Hall One, Kings Place
Zemlinsky – Feiger Gedanken bängliches Schwanken,
op.22 no.3; Volkslied, op.22 no.5; Das bucklige Männlein, op.22 no.6; Jetzt ist die Zeit, op.27 no.4; Die Verschmähte, op.27 no.5; Harlem Tänzerin, op.27 no.8
Schoenberg – Verklärte Nacht, op.4, arr. for piano
trio by Eduard Steuermann
Schoenberg – Chamber Symphony
no.1, op.9, version for two pianos
Marie Jaermann (soprano)
Amaya Piano Trio (Batia Murvitz (piano), Lea Tuuri (violin), Lauri Rantamoijanen (cello))
Charles Owen, Alberto Portugheis (pianos)
Zemlinsky benefited from a better
selection of repertoire than he had received on the first
evening of this two concert series, ‘Schoenberg – Master and Pupil’. He also
benefited from a better performance of the pieces selected. The six songs
performed, three from his op.22 set, and three from op.27, showed the mature composer
rather than someone ineptly, if not uninterestingly, straining towards Brahms.

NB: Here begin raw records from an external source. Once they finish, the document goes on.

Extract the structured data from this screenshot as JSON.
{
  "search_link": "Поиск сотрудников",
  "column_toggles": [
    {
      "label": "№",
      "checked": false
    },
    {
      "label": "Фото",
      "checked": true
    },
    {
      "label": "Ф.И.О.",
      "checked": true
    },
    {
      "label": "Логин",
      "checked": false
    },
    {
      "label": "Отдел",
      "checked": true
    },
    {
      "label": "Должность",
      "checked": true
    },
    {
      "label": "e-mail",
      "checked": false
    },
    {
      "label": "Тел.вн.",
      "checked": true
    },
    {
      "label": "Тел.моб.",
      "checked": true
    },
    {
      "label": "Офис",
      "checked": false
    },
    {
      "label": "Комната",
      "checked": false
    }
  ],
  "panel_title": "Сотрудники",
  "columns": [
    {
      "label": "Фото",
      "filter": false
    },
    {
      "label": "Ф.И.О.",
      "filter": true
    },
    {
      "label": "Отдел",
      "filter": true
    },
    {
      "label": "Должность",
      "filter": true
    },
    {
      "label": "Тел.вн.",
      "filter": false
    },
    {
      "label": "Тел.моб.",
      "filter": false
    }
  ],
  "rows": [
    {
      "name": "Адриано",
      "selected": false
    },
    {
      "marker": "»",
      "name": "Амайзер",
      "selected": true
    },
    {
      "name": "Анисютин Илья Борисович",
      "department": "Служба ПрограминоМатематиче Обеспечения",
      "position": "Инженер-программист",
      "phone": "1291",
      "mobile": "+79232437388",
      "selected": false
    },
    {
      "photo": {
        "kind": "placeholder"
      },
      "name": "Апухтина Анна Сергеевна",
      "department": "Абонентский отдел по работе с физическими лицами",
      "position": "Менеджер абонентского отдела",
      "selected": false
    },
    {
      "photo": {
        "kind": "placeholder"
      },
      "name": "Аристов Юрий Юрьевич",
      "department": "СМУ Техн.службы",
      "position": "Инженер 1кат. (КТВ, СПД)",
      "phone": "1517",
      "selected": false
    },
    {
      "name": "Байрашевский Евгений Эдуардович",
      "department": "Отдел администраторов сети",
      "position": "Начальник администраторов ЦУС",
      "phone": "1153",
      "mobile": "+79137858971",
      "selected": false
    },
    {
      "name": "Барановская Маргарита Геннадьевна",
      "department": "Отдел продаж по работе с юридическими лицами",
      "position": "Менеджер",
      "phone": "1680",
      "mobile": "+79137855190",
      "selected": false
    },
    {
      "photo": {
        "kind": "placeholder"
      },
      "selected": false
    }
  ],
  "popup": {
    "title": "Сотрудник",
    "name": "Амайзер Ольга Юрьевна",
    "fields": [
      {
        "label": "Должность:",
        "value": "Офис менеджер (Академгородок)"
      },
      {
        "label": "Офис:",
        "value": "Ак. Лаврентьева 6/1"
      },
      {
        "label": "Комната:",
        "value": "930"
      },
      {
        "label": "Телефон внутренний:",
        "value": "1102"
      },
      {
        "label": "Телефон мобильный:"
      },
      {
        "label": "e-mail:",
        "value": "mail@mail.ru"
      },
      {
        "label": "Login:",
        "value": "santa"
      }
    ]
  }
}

The op.22 songs were written in 1934, and premiered in that year in Prague. We
hear the composer offering a tonal richness partly born of Schoenberg, yet
without following him into breathing the air of another planet, and with a
relative concision, even toughness, characterising much of Zemlinsky’s later music,
op.22 no.3, for instance, seemingly over in no time at all. Similarly for the
op.27 songs, from three years later. Earlier preoccupations - the Wunderhorn setting, ‘Das bücklige
Männlein’ inevitably puts us in mind of Der
Zwerg – and later ones alike, for instance the Harlem renaissance in op.27
no.8, show themselves mutually accommodating rather than contradictory. It
would be difficult to consider them works of genius – unlike, say, the Lyric Symphony – but they are
accomplished songs, and that is how they came across in concert. Marie Jaermann offered cleanly sung, direct
performances, not without occasional moments of shrillness, but giving a proper
sense of the songs’ qualities. Alberto Portugheis’s rendition of the piano parts
was uninspired, often heavy-handed and bludgeoning, but at least competent –
which, sadly, was far more than could be said for his performance later on.
Eduard Steuermann’s
arrangement of Verklärte Nacht for
piano trio is a curiosity, though not an especially revealing one – unlike,
say, the gorgeous transcriptions of Johann Strauss waltzes by Schoenberg, Berg,
and Webern (in almost every respect preferable to the originals!) There are
passages in which the new instrumentation works well enough, but equally there
are passages where it does not. The very opening, heard on the piano, sounds
leaden, and there are too many instances where balances do not really work –
partly, I think, a problem with performance, but not entirely so. What we heard
from the Amaya Piano Trio was for the most part a decent enough performance,
but somewhat short of inspired, which is probably what a transcription such as
this really needs, if it is to come closer to convincing. Violinist Lea Tuuri’s
intonation often left something to be desired; Batia Murvitz and Lauri
Rantamoijanen proved more sensitive. There were, however, too many passages in
which Schoenberg’s ebb and flow did not seem fully understood, or at least
conveyed. This music needs to move like Tristan;
here it often sounded four-square, sectional, the rests endured, counted
through, rather than ‘played’.
One will generally learn
something, hear something new, from transcriptions, even if they do not convince
fully. It is certainly of interest to hear, if only occasionally, a work such
as Schoenberg’s First Chamber Symphony in piano guise. I remember learning a
great deal from hammering my way through a version for piano solo, as part of
my preparations for conducting the piece years ago. Alas that was, at best,
what Portugheis seemed to be doing here, a doubly frustrating situation since
Charles Owen’s musicianship proved, insofar as one could tell, to be on another
level entirely. Indeed, on the odd occasions when Portugheis fell silent, we
suddenly, all too briefly, seemed to be in the realm of a real performance:
tantalising, even beguiling. Then we returned to a realm of rehearsal speeds,
fistfuls of wrong notes, general incomprehension. There seems little point in
saying anything much on the performance as interpretation, but someone, at some
point, really ought to have advised Portugheis against performing something of
which he was clearly so utterly incapable. A long, drawn-out performance such
as this would have been more likely to repel than to attract audiences to
Schoenberg. In its way, it was as bizarre and as lacking in basic competence as
Rick Jones's accompanying programme note, full of nonsense such as this: ‘The 19th
century had all but killed off the symphony.’ It read, at best, as if someone
had been inhaling air from another planet entirely.